In Deutschland haben Rentnerinnen und Rentner durch ein teilweise langes Erwerbsleben einen Anspruch auf eine ordentliche Rente, die nicht nur Preissteigerungen abfedert, sondern auch lebensstandardsichernd ist. Die aktuell Erwerbstätigen müssen ebenfalls auf eine auskömmliche Rente vertrauen. Aufgrund ihrer gesammelten Rentenansprüche ist es aus volkswirtschaftlicher Sicht inzwischen zu spät für einen Systemwechsel. Denn die junge Generation muss die Rentenansprüche der heutigen Rentner und Beitragszahler garantieren.

Damit bleibt keinerlei Spielraum, parallel ein anderes Rentensystem aufzubauen. Die Jahre, in denen das Verhältnis von Beitragszahlern zu Rentenbeziehern noch günstiger war, sind ungenutzt verstrichen.

Die gesetzliche Rente wird von abhängig Beschäftigten finanziert und zahlt Rentnerinnen und Rentnern ihre wohlverdiente Alterssicherung aus. Eine sinkende Zahl von Erwerbspersonen muss die Renten bei einer zudem steigenden Lebenserwartung finanzieren.
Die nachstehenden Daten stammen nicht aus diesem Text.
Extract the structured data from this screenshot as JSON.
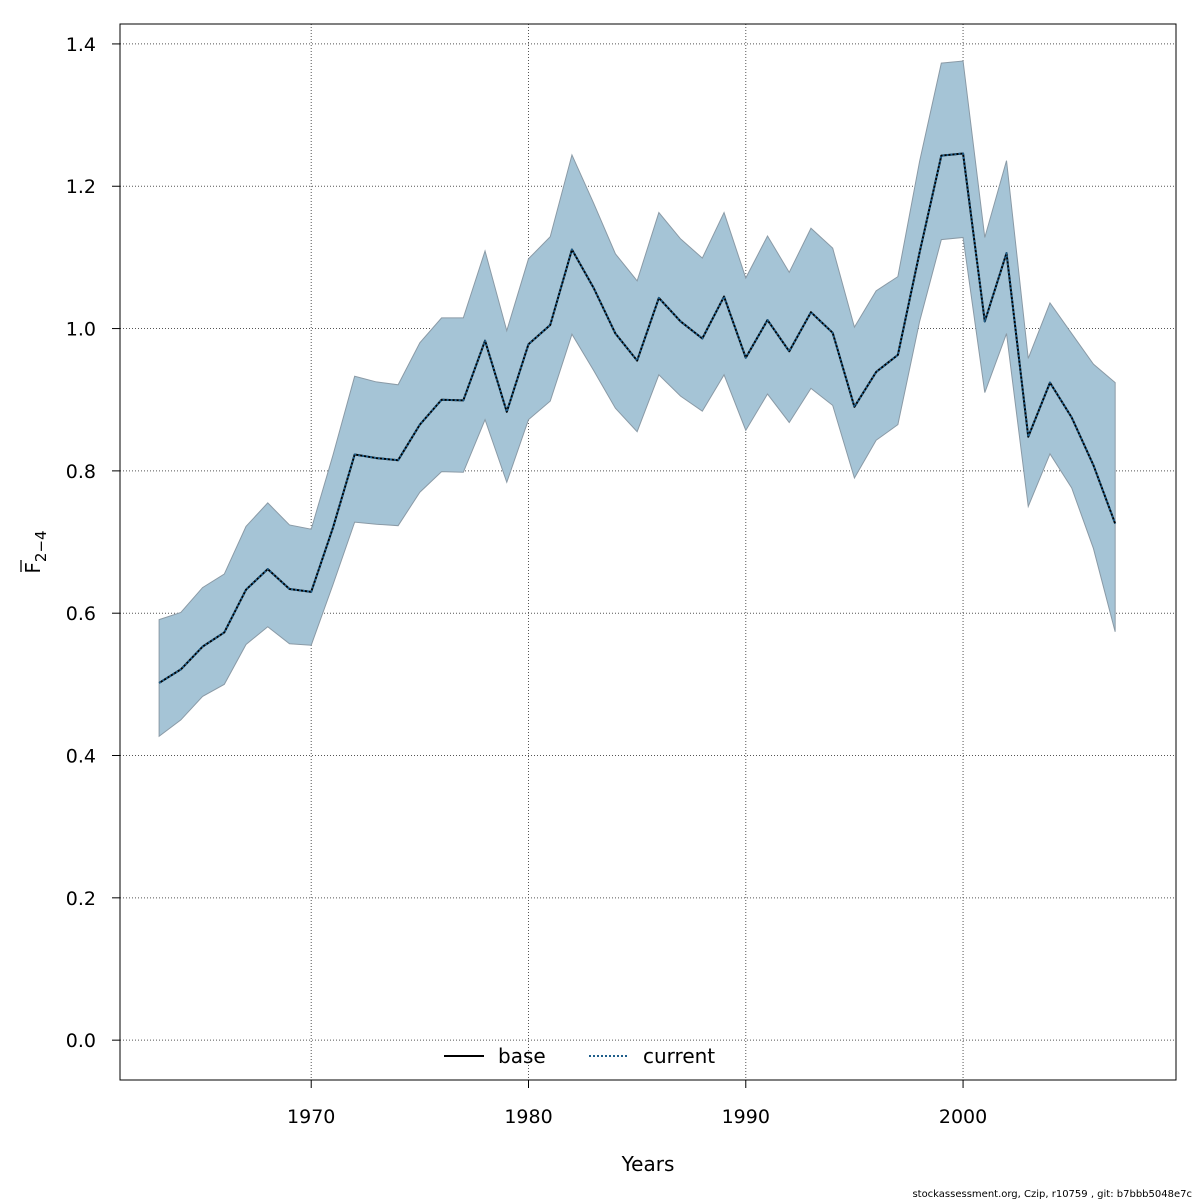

Hinzu kommt, dass die besonders geburtenstarken Jahrgänge, die sogenannten Babyboomer, die „Seite wechseln“: In den nächsten fünfzehn Jahren werden 17.937.000 Menschen in Deutschland das Rentenalter erreichen. Im gleichen Zeitraum werden aber nur 11.541.000 junge Menschen alt genug sein (Destatis 2022: 15. koordinierte Vorausberechnung für Deutschland, https://service.destatis.de/bevoelkerungspyramide/), um dem Arbeitsmarkt zur Verfügung zu stehen (Erwerbsfähigkeit). Rund sechs Millionen Gehälter zur Finanzierung der Rente fallen unter dem Strich somit weg. Bei der Rentenpolitik geht es also „ans Eingemachte“.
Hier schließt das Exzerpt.